Hingga taraf tertentu semua film bersifat politis, karena semua film memiliki sudut pandang. Film yang berurusan dengan ketidakadilan yang dirasakan — dalam kasus Spielberg, The Sugarland Express dan Amistad — pada tingkat tertentu mengkritik sistem yang memungkinkannya terjadi. Bahkan petualangan Spielberg yang berorientasi massa, seperti seri Indiana Jones, mengutarakan sudut pandangnya: Jones, di permukaan secara apolitis, ditarik ke dalam pertempuran melawan rezim-rezim tirani yang mengancam cara hidup orang Amerika.

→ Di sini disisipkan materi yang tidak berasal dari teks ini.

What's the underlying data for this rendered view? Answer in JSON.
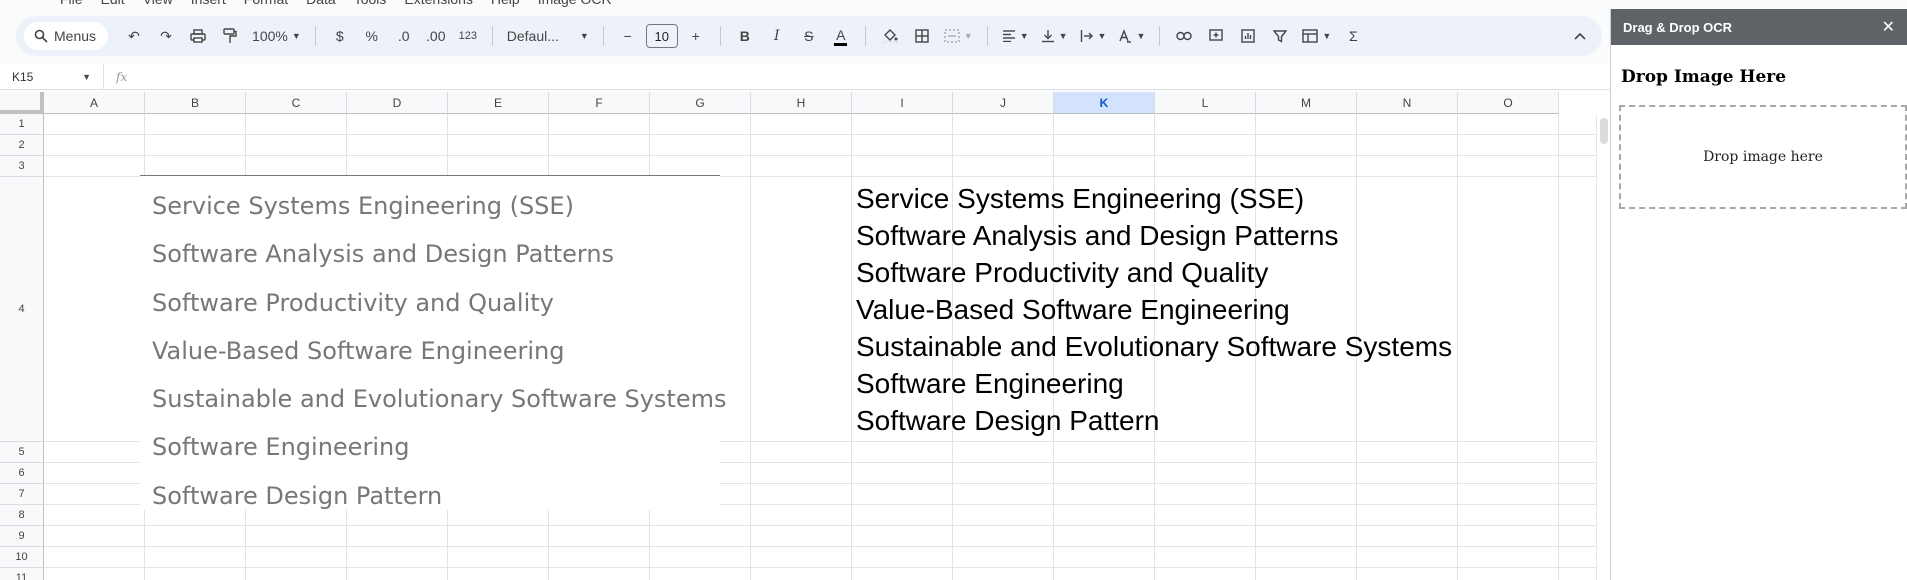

Di sisi lain, berangkat dengan tujuan membuat poin politik melalui film hampir tidak pernah berhasil, seperti kuburan film-film terkait perang Irak baru-baru ini menunjukkan. Sebuah film harus menangkap zeitgeist, ia harus menyampaikan pesan bahwa penonton bioskop siap menerima, agar memiliki dampak budaya. Ketika berhasil, seperti dalam hasil box-office yang fenomenal untuk judul yang berbeda seperti Iron Man dan Avatar, bahkan tidak masalah apakah film-film tersebut memiliki nilai seni.